Ледниковый период | страница 21



— Переводят на другое место. Дали пару деньков отдохнуть.

— Куда?

— Ну вот, сразу — куда… Не волнуйся, ничего страшного. На север, на Голаны — грязь месить.

— Значит, с Газой на этот раз покончено? Ну и слава Богу…

— А чего «слава Богу»-то? Там хоть экшен был… а Голаны что — скучища. Еще и в такую погодку. Скучища и грязища. Так что ничего хорошего.

— Ладно, давай в душ, переодевайся, я тебя покормлю. Суп будешь?

— Все буду. Пап, ты мне машину дашь?

— Когда? Сейчас? Двенадцатый час… Куда ты собрался?

— В паб. Мы с ребятами договорились. Ну что ты так смотришь… ну папа… Ну понимаешь, хочется немного «оторваться»… Всю неделю в луже пролежал, на Бейт-Ханун глядючи. Через прицел. Надо же и пожить чуть-чуть, правда?

— Правда, правда… Ладно, иди мойся… Я мать разбужу — пусть хоть посмотрит на тебя чуток…

— Бай!


Пауза.


Так оно и шло — от «хай» до «бай», и снова — от «хай» до «бай»… а между ними — осень, зима, лето, хамсины, дожди и снова хамсины, и рональдо с эсмеральдой в просвете домашних тапочек… и вечное ожидание — когда уже это, наконец, кончится?.. вечное ожидание — когда, наконец, застучат каблуки армейских ботинок по мощеной дорожке, и он ввалится в незапертую дверь, красивый, как греческий бог, со своим «Галилем» на широком ремне — «Хай! А вот и я!», растормошит сильными руками сонного пса, наскоро умоется, поест и умчится праздновать свою молодую веселую жизнь — «Бай!»


Так в точности было и в тот, последний вечер — он услышал стук каблуков и вздохнул, облегченно и сердито, и приготовился упрекать Сашку за то, что он опять не позвонил; только на этот раз шаги почему-то остановились у самой двери, и дверь не распахнулась, а раздался звонок, и он открыл, недоумевая — в чем дело? Их было трое, в армейских ботинках, и они пришли сказать, что Сашка больше не придет, никогда.

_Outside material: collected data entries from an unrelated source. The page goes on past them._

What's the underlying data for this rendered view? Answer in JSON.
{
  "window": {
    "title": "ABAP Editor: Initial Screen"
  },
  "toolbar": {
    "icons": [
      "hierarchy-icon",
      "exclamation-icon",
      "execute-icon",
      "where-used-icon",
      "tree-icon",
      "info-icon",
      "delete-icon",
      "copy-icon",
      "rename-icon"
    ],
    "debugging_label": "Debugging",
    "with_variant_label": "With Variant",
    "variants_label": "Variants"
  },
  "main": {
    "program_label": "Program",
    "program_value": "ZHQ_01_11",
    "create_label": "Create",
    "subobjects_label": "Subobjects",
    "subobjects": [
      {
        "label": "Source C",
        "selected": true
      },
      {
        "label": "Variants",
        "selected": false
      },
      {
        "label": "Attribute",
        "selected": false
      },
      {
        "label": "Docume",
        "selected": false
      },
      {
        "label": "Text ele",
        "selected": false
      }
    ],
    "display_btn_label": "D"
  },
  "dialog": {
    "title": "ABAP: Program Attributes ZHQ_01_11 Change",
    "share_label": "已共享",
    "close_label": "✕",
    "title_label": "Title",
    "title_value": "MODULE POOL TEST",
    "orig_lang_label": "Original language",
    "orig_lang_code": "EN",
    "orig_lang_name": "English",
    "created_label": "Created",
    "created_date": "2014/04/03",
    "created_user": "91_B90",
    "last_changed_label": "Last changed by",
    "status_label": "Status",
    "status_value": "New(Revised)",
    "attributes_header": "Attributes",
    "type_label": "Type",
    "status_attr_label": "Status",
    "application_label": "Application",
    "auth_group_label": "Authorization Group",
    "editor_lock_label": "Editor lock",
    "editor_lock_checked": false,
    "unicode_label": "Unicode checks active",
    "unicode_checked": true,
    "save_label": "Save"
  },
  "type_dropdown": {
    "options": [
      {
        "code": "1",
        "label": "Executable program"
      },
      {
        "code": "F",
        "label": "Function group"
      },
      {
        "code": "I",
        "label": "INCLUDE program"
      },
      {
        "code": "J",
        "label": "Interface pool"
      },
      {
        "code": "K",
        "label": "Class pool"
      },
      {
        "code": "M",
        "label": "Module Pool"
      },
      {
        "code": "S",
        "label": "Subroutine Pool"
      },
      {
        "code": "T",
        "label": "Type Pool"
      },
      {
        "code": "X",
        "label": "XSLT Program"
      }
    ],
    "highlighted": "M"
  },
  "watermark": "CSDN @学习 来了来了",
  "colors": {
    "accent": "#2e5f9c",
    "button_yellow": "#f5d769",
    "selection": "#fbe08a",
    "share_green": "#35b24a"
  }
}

Он выслушал и подумал — удивительно… их трое… а он почему-то слышал только одну пару каблуков… не может же быть, чтобы они все шагали в ногу? А потом ему вдруг стало очень холодно; так холодно, как не было еще никогда в жизни, даже в самые морозные питерские зимы.


Начинает подбирать и автоматически натягивать на себя всевозможные одежки.


Что, вообще говоря, было довольно странно — ведь снаружи свирепствовал жестокий майский хамсин, все обливались потом и проклинали проклятую жару…


Подходит к ботинкам, наклоняется и, вставив в них руки, делает несколько «шагов».


Тук-тук-тук… тук-тук-тук… Хе-хе-хе… Если хотите знать мое мнение, именно в этот момент он и сбрендил. А может, и не сбрендил. Может, у него просто начался ледниковый период. Ледниковый период жизни. Кстати, вы не найдете этого термина в справочниках. Пока. Он относительно, гм… свежий.